8.9 Regression Plots and Discussion
In this next set of notes, we’re going to give some data, displayed in plots, and we will try to apply what we have learned in the async and reading for this week to answer questions about each of the scatter plots.
8.9.1 Plot 1
Consider data that is generated according to the following function:
\[ Y = 1 + 2x_1 + 3x_2 + e, \]
where \(x_1 \sim N(0,2)\), \(x_2 \sim N(0,2)\) and \(e\) is a constant equal to zero.
From this population, you might consider taking a sample of 100 observations, and representing this data in the following 3d scatter plot. In this plot, there are three dimensions, an \(x_1, x_2\), and \(y\) dimensions.

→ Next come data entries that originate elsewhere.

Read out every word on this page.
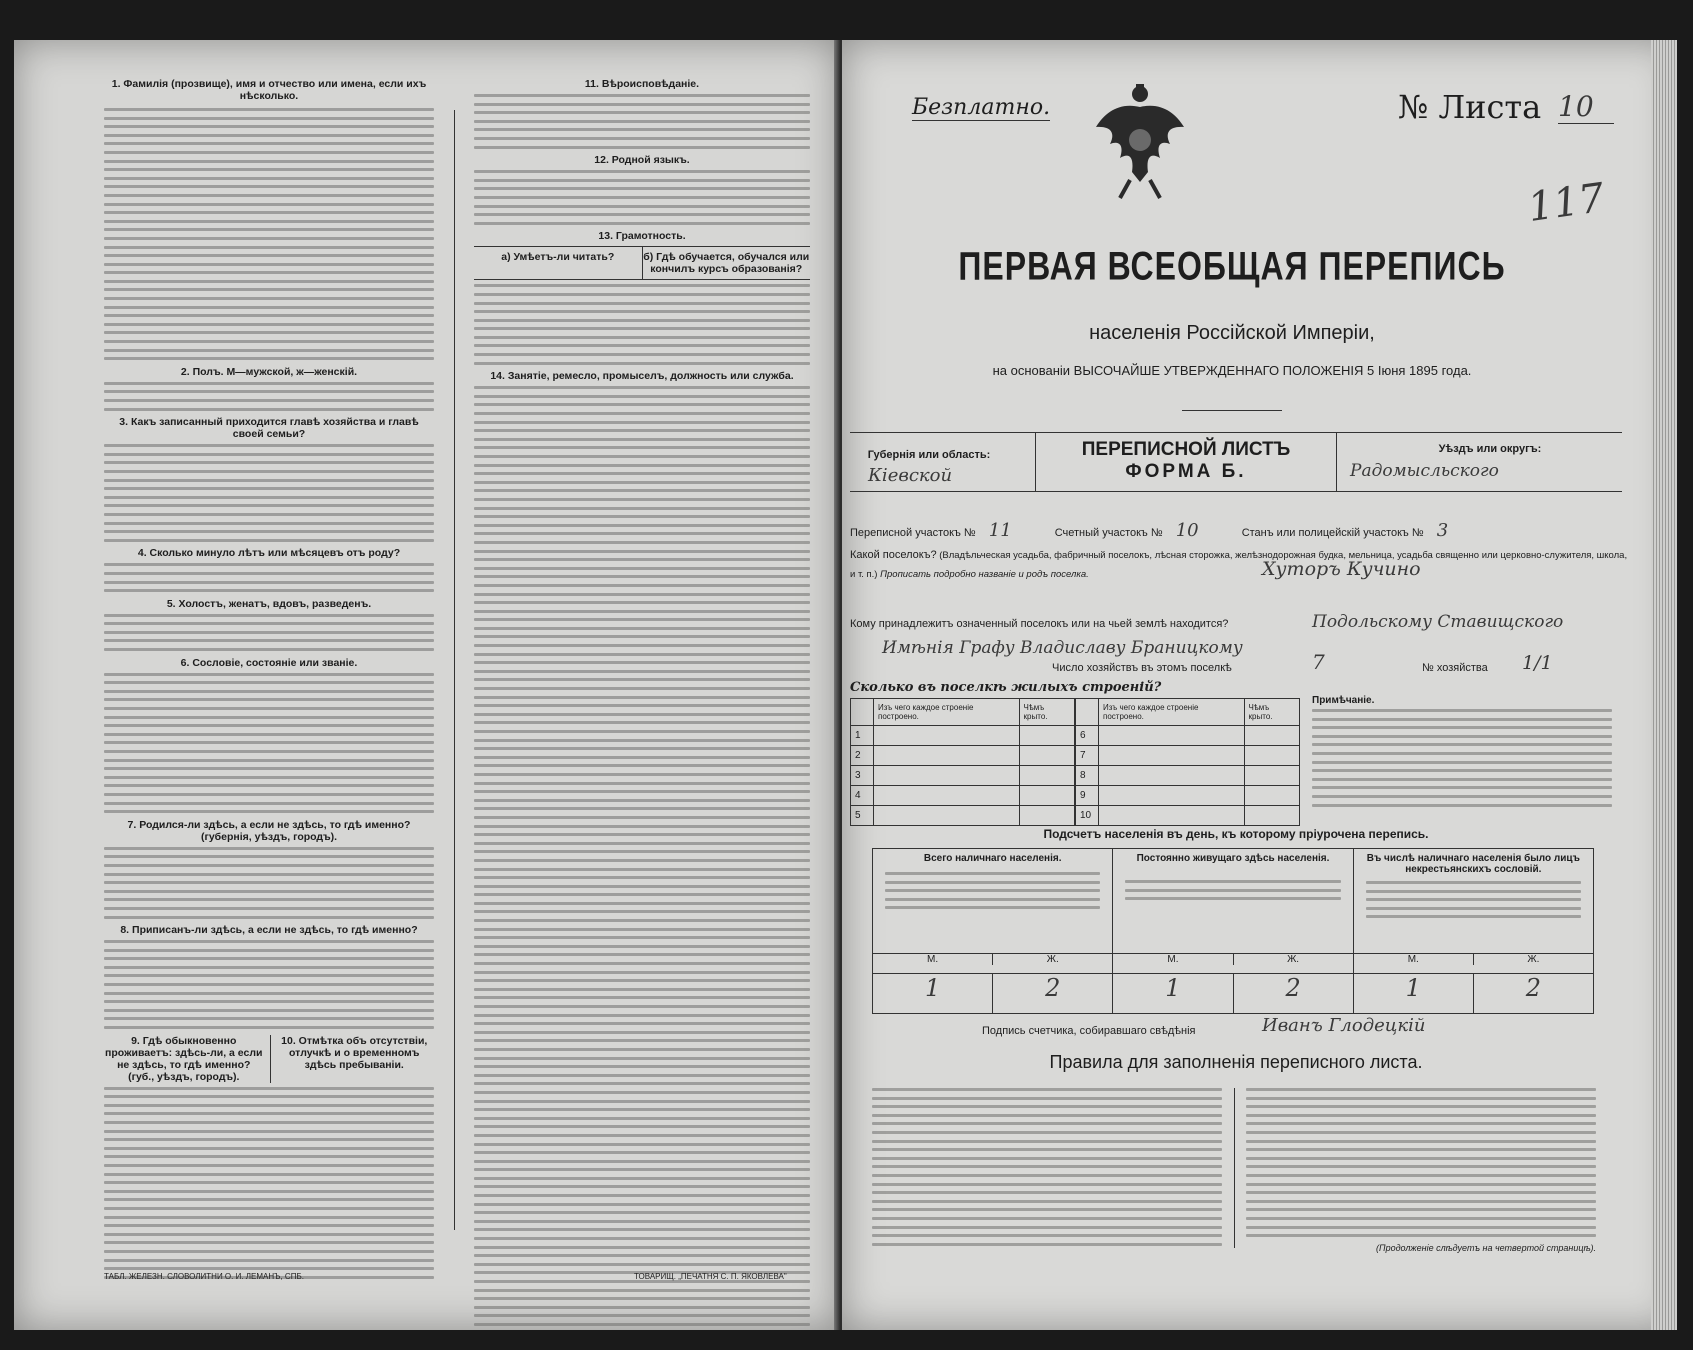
1. Фамилія (прозвище), имя и отчество или имена, если ихъ нѣсколько.

2. Полъ. М—мужской, ж—женскій.

3. Какъ записанный приходится главѣ хозяйства и главѣ своей семьи?

4. Сколько минуло лѣтъ или мѣсяцевъ отъ роду?

5. Холостъ, женатъ, вдовъ, разведенъ.

6. Сословіе, состояніе или званіе.

7. Родился-ли здѣсь, а если не здѣсь, то гдѣ именно? (губернія, уѣздъ, городъ).

8. Приписанъ-ли здѣсь, а если не здѣсь, то гдѣ именно?

9. Гдѣ обыкновенно проживаетъ: здѣсь-ли, а если не здѣсь, то гдѣ именно? (губ., уѣздъ, городъ).

10. Отмѣтка объ отсутствіи, отлучкѣ и о временномъ здѣсь пребываніи.

11. Вѣроисповѣданіе.

12. Родной языкъ.

13. Грамотность.

а) Умѣетъ-ли читать?	б) Гдѣ обучается, обучался или кончилъ курсъ образованія?

14. Занятіе, ремесло, промыселъ, должность или служба.

ТАБЛ. ЖЕЛЕЗН. СЛОВОЛИТНИ О. И. ЛЕМАНЪ, СПБ.	ТОВАРИЩ. „ПЕЧАТНЯ С. П. ЯКОВЛЕВА"
Безплатно.	№ Листа 10
117
ПЕРВАЯ ВСЕОБЩАЯ ПЕРЕПИСЬ
населенія Россійской Имперіи,
на основаніи ВЫСОЧАЙШЕ УТВЕРЖДЕННАГО ПОЛОЖЕНІЯ 5 Іюня 1895 года.
Губернія или область:
Кіевской
ПЕРЕПИСНОЙ ЛИСТЪ
ФОРМА Б.
Уѣздъ или округъ:
Радомысльского
Переписной участокъ № 11	Счетный участокъ № 10	Станъ или полицейскій участокъ № 3
Какой поселокъ? (Владѣльческая усадьба, фабричный поселокъ, лѣсная сторожка, желѣзнодорожная будка, мельница, усадьба священно или церковно-служителя, школа, и т. п.) Прописать подробно названіе и родъ поселка.	Хуторъ Кучино
Кому принадлежитъ означенный поселокъ или на чьей землѣ находится?	Подольскому Ставищского
Имѣнія Графу Владиславу Браницкому
Число хозяйствъ въ этомъ поселкѣ	7	№ хозяйства 1/1
Сколько въ поселкѣ жилыхъ строеній?
	Изъ чего каждое строеніе построено.	Чѣмъ крыто.
1		
2		
3		
4		
5		
	Изъ чего каждое строеніе построено.	Чѣмъ крыто.
6		
7		
8		
9		
10		
Примѣчаніе.
Подсчетъ населенія въ день, къ которому пріурочена перепись.
Всего наличнаго населенія.
М.	Ж.
1	2
Постоянно живущаго здѣсь населенія.
М.	Ж.
1	2
Въ числѣ наличнаго населенія было лицъ некрестьянскихъ сословій.
М.	Ж.
1	2
Подпись счетчика, собиравшаго свѣдѣнія	Иванъ Глодецкій
Правила для заполненія переписного листа.
(Продолженіе слѣдуетъ на четвертой страницѣ).
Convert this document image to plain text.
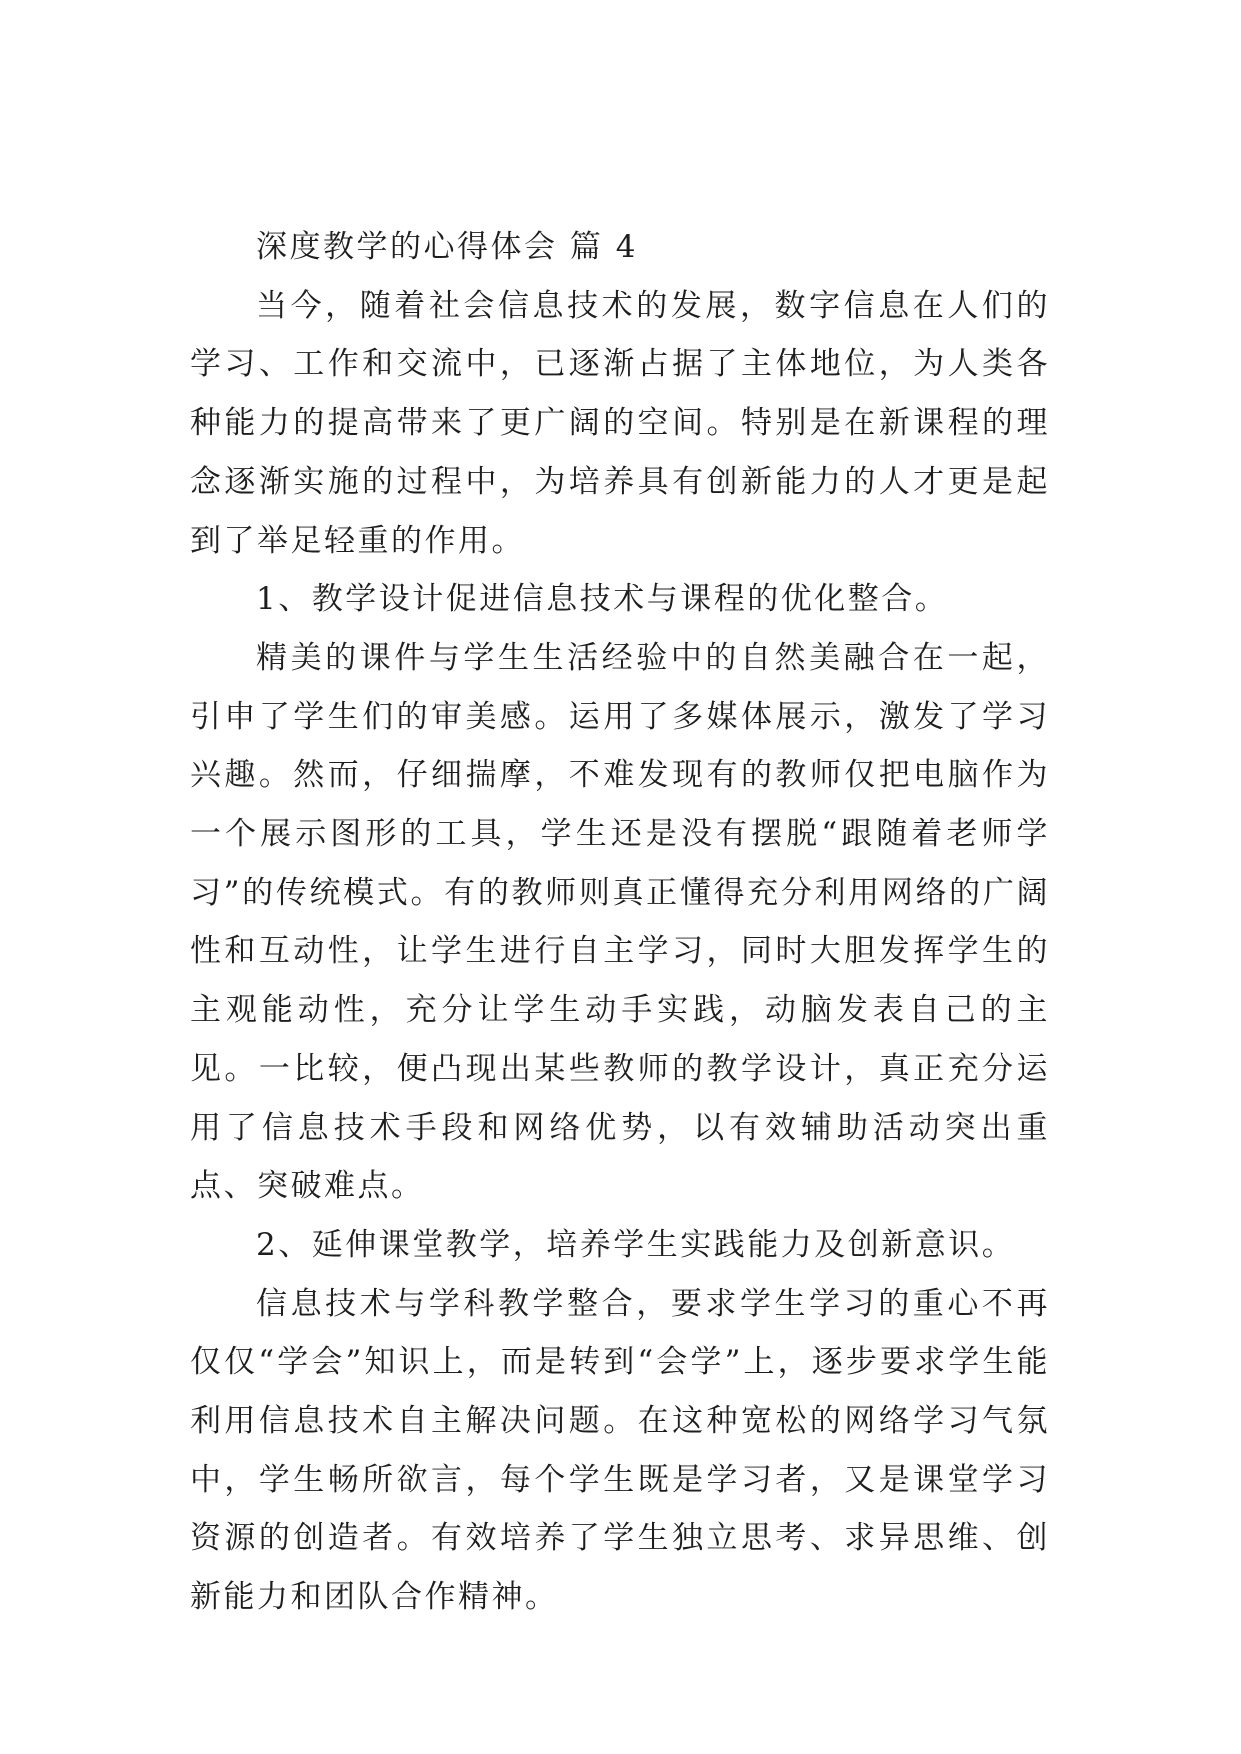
深度教学的心得体会 篇 4

当今，随着社会信息技术的发展，数字信息在人们的学习、工作和交流中，已逐渐占据了主体地位，为人类各种能力的提高带来了更广阔的空间。特别是在新课程的理念逐渐实施的过程中，为培养具有创新能力的人才更是起到了举足轻重的作用。

1、教学设计促进信息技术与课程的优化整合。

精美的课件与学生生活经验中的自然美融合在一起，引申了学生们的审美感。运用了多媒体展示，激发了学习兴趣。然而，仔细揣摩，不难发现有的教师仅把电脑作为一个展示图形的工具，学生还是没有摆脱“跟随着老师学习”的传统模式。有的教师则真正懂得充分利用网络的广阔性和互动性，让学生进行自主学习，同时大胆发挥学生的主观能动性，充分让学生动手实践，动脑发表自己的主见。一比较，便凸现出某些教师的教学设计，真正充分运用了信息技术手段和网络优势，以有效辅助活动突出重点、突破难点。

2、延伸课堂教学，培养学生实践能力及创新意识。

信息技术与学科教学整合，要求学生学习的重心不再仅仅“学会”知识上，而是转到“会学”上，逐步要求学生能利用信息技术自主解决问题。在这种宽松的网络学习气氛中，学生畅所欲言，每个学生既是学习者，又是课堂学习资源的创造者。有效培养了学生独立思考、求异思维、创新能力和团队合作精神。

- Rotate the cube and explore the data, looking at each face of the cube, including from the top down.
- One of the lessons that we learned during the random variables section of the course is that every random variable that has been measured can also be marginalized off. You might think of this as “casting down” data from three dimensions, to only two.
- Sketch the following 2d scatter plots, taking care the label your axes. You need not represent all 100 points, but rather create the gestalt of what you see.
1. \(Y = f(x_1)\) (but not \(x_2\)) 2. \(Y = f(x_2)\) (but not \(x_1\)) 3. \(x2 = f(x_1)\) - Once you have sketched the scatter plots, what line would you fit that minimizes the sum of squared residuals in the vertical direction. Define a residual, \(\epsilon\), to be the vertical distance between the line you draw, and the corresponding point on the input data.
- What is the average of the residuals for each of the lines that you have fitted? How does this correspond to the moment conditions discussed in the async? What would happen if you translated this line vertically?
- Rotate the cube so that the points “fall into line”. When you see this line, how does it help you describe the function that governs this data?